My personal car efficiency analysis
My first car was a hybrid, a 2009 2nd gen Toyota Prius, for it’s time it was meant to be well efficient and minimal, chiefly a Tesla style but tiny touchscreen controlled everything, since then i owned a few other cars and test drove a lot ef EVs but i always felt like there is more to efficiency than MPG or miles per kWh so here is my attempt to quantify it.
The Efficiency metric i created with is factoring everything but the acceleration in the chart above and matches my real life experience of these cars.
I owned all the ones that are not greyed and i always felt that there is something to be said for how nimble some felt like the Priuses especially if you take their combustion engine component out of the question, for the 3 months that i owned the 2020 plugin Prius i ran it in EV mode 90% of the time and it felt very lean, i was getting up to the 4 miles per kWh advertised.
The Mercedeses (2006 ML350 and 2015 B250e) were both very smooth even for their size, refined as the engineering in those cars might be little mind was paid to how much running them will cost, they felt like they were built to last 100 years but that is a bit of a waste as well to be honest.
The ML350 was a leather and wood panelled tank that still managed to drive smoothly and quietly but it had so much bulk the sheer mass combined with the low drag coefficient made it feel the least efficient of everything i ever drove.
The B250e Tesla powered frankenstein took a solid car as a platform and added great battery and motor technology from Tesla but in pairing them compromised essentials like fast charging and range, the two together made the car unusable for anything else than grocery shopping in winter and in the summers there are only so manny coffee brakes and walks you can take as you had to charge 1 hour for each hour you drive, basically Mercedes did not really want this car to succeed and while the aerodynamics were not too bad for a small SUV the overall efficiency at only around 2 miles per kWh made the already small battery feel even smaller.
Moving on to the DS3 which is my current daily driver, a well balanced light crossover, bit flimsy in places and bit lacking in software is nevertheless a very pleasant surprise and a solid EV with up to 100 kWh fast charging and almost 200 mile range in summers, the drag coefficient is not great and you don’t get a lot of internal space for it either but it still manages at least 3 miles per kWh in the winter even closing up to 4 in the summers which is testament to ints lightness in the face of lacking aerodynamics, the whole front grille is shared with a petrol counterpart and does not make the most of what other EV’s take advantage of.
The weight of the DS is very close to the more aerodynamic plugin Prius that makes use of all kinds of weight saving tricks like carbon fibre boot lid only goes to show how good that Prius could be with no hybrid engine and just a light battery and electric motor but of course Toyota has no interest in doing that because it would be too good and show them out for the dinosaurs they really are clenching to petrol for as long as they can.

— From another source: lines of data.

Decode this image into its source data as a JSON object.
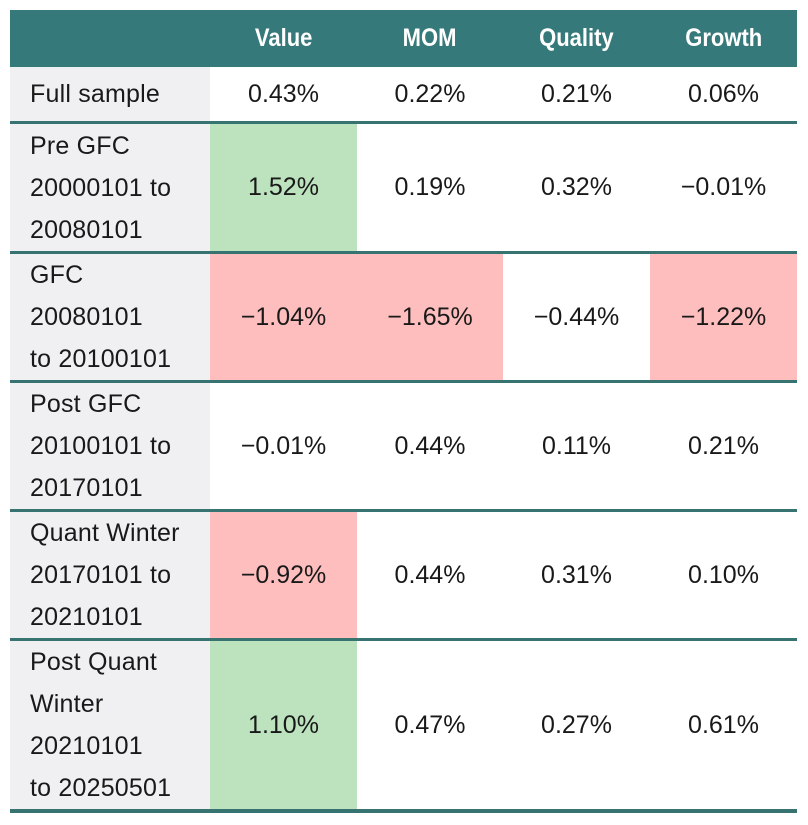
{
  "colors": {
    "header_bg": "#36797a",
    "header_text": "#ffffff",
    "row_separator": "#377370",
    "label_column_bg": "#f0eff1",
    "highlight_green": "#bce3bd",
    "highlight_red": "#ffbebe",
    "body_text": "#191919",
    "background": "#ffffff"
  },
  "table": {
    "columns": [
      {
        "label": ""
      },
      {
        "label": "Value"
      },
      {
        "label": "MOM"
      },
      {
        "label": "Quality"
      },
      {
        "label": "Growth"
      }
    ],
    "rows": [
      {
        "label": "Full sample",
        "cells": [
          {
            "v": "0.43%",
            "hl": "none"
          },
          {
            "v": "0.22%",
            "hl": "none"
          },
          {
            "v": "0.21%",
            "hl": "none"
          },
          {
            "v": "0.06%",
            "hl": "none"
          }
        ]
      },
      {
        "label": "Pre GFC\n20000101 to\n20080101",
        "cells": [
          {
            "v": "1.52%",
            "hl": "green"
          },
          {
            "v": "0.19%",
            "hl": "none"
          },
          {
            "v": "0.32%",
            "hl": "none"
          },
          {
            "v": "−0.01%",
            "hl": "none"
          }
        ]
      },
      {
        "label": "GFC 20080101\nto 20100101",
        "cells": [
          {
            "v": "−1.04%",
            "hl": "red"
          },
          {
            "v": "−1.65%",
            "hl": "red"
          },
          {
            "v": "−0.44%",
            "hl": "none"
          },
          {
            "v": "−1.22%",
            "hl": "red"
          }
        ]
      },
      {
        "label": "Post GFC\n20100101 to\n20170101",
        "cells": [
          {
            "v": "−0.01%",
            "hl": "none"
          },
          {
            "v": "0.44%",
            "hl": "none"
          },
          {
            "v": "0.11%",
            "hl": "none"
          },
          {
            "v": "0.21%",
            "hl": "none"
          }
        ]
      },
      {
        "label": "Quant Winter\n20170101 to\n20210101",
        "cells": [
          {
            "v": "−0.92%",
            "hl": "red"
          },
          {
            "v": "0.44%",
            "hl": "none"
          },
          {
            "v": "0.31%",
            "hl": "none"
          },
          {
            "v": "0.10%",
            "hl": "none"
          }
        ]
      },
      {
        "label": "Post Quant\nWinter 20210101\nto 20250501",
        "cells": [
          {
            "v": "1.10%",
            "hl": "green"
          },
          {
            "v": "0.47%",
            "hl": "none"
          },
          {
            "v": "0.27%",
            "hl": "none"
          },
          {
            "v": "0.61%",
            "hl": "none"
          }
        ]
      }
    ]
  },
  "chart_data": {
    "type": "table",
    "title": "",
    "unit": "%",
    "columns": [
      "",
      "Value",
      "MOM",
      "Quality",
      "Growth"
    ],
    "rows": [
      {
        "period": "Full sample",
        "Value": 0.43,
        "MOM": 0.22,
        "Quality": 0.21,
        "Growth": 0.06,
        "highlighted_cells": {}
      },
      {
        "period": "Pre GFC 20000101 to 20080101",
        "Value": 1.52,
        "MOM": 0.19,
        "Quality": 0.32,
        "Growth": -0.01,
        "highlighted_cells": {
          "Value": "green"
        }
      },
      {
        "period": "GFC 20080101 to 20100101",
        "Value": -1.04,
        "MOM": -1.65,
        "Quality": -0.44,
        "Growth": -1.22,
        "highlighted_cells": {
          "Value": "red",
          "MOM": "red",
          "Growth": "red"
        }
      },
      {
        "period": "Post GFC 20100101 to 20170101",
        "Value": -0.01,
        "MOM": 0.44,
        "Quality": 0.11,
        "Growth": 0.21,
        "highlighted_cells": {}
      },
      {
        "period": "Quant Winter 20170101 to 20210101",
        "Value": -0.92,
        "MOM": 0.44,
        "Quality": 0.31,
        "Growth": 0.1,
        "highlighted_cells": {
          "Value": "red"
        }
      },
      {
        "period": "Post Quant Winter 20210101 to 20250501",
        "Value": 1.1,
        "MOM": 0.47,
        "Quality": 0.27,
        "Growth": 0.61,
        "highlighted_cells": {
          "Value": "green"
        }
      }
    ]
  }
}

I am guessing that Prius Prime made full electric and with solar panels would be close to the Lightyear One which is the car that i admire most and i included here as the golden standard for efficiency even if i did not have the privilege of being able to test drive one.
I’ve included the Tesla and Porsche for comparison since i test drove both, compared to the Lightyear which has a 170 Wh/kg figure (60kWh in a 350kg battery pack) the Taycan has a battery pack energy density of only 148 Wh/kg and the Model Y 141 Wh/kg (75 kWh in a 530 kg battery pack) soon to improve to 182 Wh/kg (with the new structural pack of 4680 cells), until that happens both the Tesla and the Porsche are way too bulky even with their decent aerodynamics to rate too hight on my efficiency scale, its the updated generations of both that hopefully will tip the scales.
Driving them of the flat they seem almost identical in blazing fast acceleration, its in the corners and roundabouts that the Taycan shows its agility but its still a very large bulky machine that could benefit from some weight saving and minimalism like the Tesla (it weights more that the Model Y SUV), the Taycan for example has two charging ports on each side instead of combining AC and CCS into one port, its a example of the lack of leanness present throughout especially since you can’t use both charging points at the same time which raises a few questions about their existence.
I have not drove or cared to include early whales like the Audi E-tron or Mercedes EQC because of their embarrassing inefficiencies, those cars weight 500 kg more than anything else in this list with numbers like 123 Wh/kg on the Mercedes battery pack and only 2.5 miles per kWh.